Post by themoneytree on Jul 9, 2014 19:01:50 GMT -5
Team you. I would be unbelievably hurt too. Fuck them all. I'm so sorry. : (
Are you in touch with these 'friends' currently? I can't imagine not saying something but I think it's one of these situations where you are damned if you do and damned if you don't. They suck.
You poor thing. I was thinking about you the other day and wondering how you were because I haven't seen you post in a while. I would 100% feel the same way as you - totally normal. I'm so sorry that you are hurting. Lots of creepy internet hugs to you.
Sorry, I would be hurt too. I think it would be hard to stay friends with them while you are still healing. Maybe in the future it might not bother you. Until then, put yourself out there and make new friends. Don't let your divorce define you. Only you get to do that!!
Post by trixiedicksnatch on Jul 9, 2014 19:14:43 GMT -5
I am not sure I know you but I'm really sorry.
They can all eat a big ol bag of dicks. It's obvious lots of people care about you so just try to focus on that. And if that's not working rage punch pillows.
I am so angry for you, and I wish we lived closer so I could show you that you aren't alone (wait, did that sound creepy? I didn't mean it that way.). Lots if hugs I you, you are awesome and deserve so much better than the hand you've been dealt.
Bon, you're awesome. I agree with toledo that these are not friends in the true sense of the word. You know the saying about lying down with dogs and getting fleas? The people who would attend this wedding are flea-ridden.
Post by karmasabiotch on Jul 9, 2014 19:32:29 GMT -5
I'm sorry. You are the clear winner in this situation, it just doesn't feel like that right now. You will have a life that so amazing that you just can't quite picture it yet.
You're not crazy. You're not a loser. Anyone who has any kind of feelings would be hurt in your situation.

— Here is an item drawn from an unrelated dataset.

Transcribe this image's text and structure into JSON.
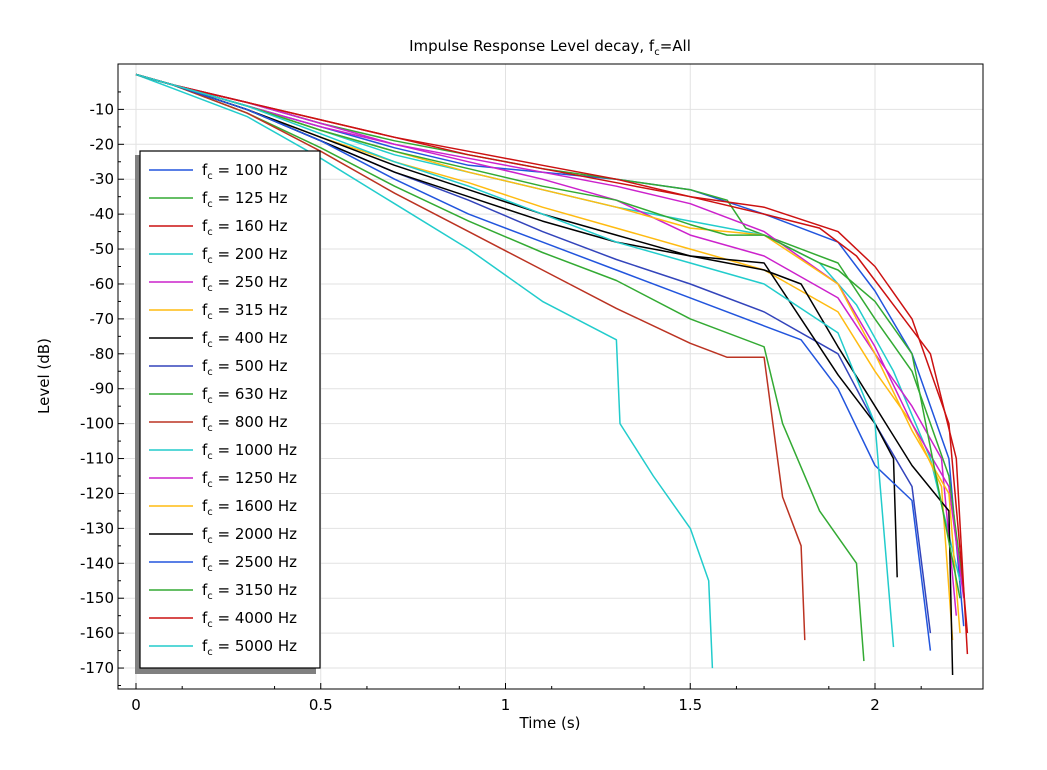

As far as your friends...you're not making them choose. Unfortunately (for them and for you), they have already chosen. You have every right to tell them how hurt you are by their actions and their decision, and then move on. The bonus of being an adult is that you can choose to only include people in your life who YOU want to share your life with. You don't need a million friends, you need a couple of good ones. You're not obligated to keep anyone in your life who has hurt you or even disappointed you. In your shoes, I'd try to talk to your BFF and see her side of the story before totally backing out of that friendship.
You mean a LOT to a lot of people on ML. Even though you've never met many/most/any of them, that doesn't necessarily make them any less of a friend to you.
Wow, they suck. Im really sorry, and I agree with the comments that say you deserve to keep only the true friends. Those are not the ones attending this bullshit wedding.
They are not true friends. I am so sorry that you are hurting. I just think that in the long run you are so much better off, even if you can't see that now which I get. But you are. If the person you are with does not realize what an amazing woman he has in front of him, then honestly, he doesn't deserve you.
If ever there was a need for a girls weekend, this is it. I would be game!
First - I'm so sorry Bon. Your reaction is normal; believe. But that doesn't make it hurt less, I know.
Second - your piece of shit ex is making a power play. I'm sure of that. I am also sure that this will backfire eventually. Besides the BFF's H being in the wedding, I wonder how many of your mutual friends will actually attend.
Third - speaking of the BFF, I would tell her how hurt you are. I'm side-eyeing her for not coming to you first, but regardless, I would have to tell her how I feel. For this point, I have a story:
My BFF left her H. She actually moved across states and lived with me for a few months. There was no cheating, but within a month of moving, her ex was dating someone. They got engaged 4 months later. My H (at the time, lol) was good friends with her ex and we were invited to the wedding. I let her know immediately. We talked/hugged it out. She knew I wouldn't be attending if not for my H. I ended up play-by-playing the funnier aspects of the wedding (e.g., his trashy family) to her and she was cracking up.
Maybe not your style, and not exactly the same type of situation, but that's how we handled it and we're closer than ever, though I'm sure my own divorce "helped," lol.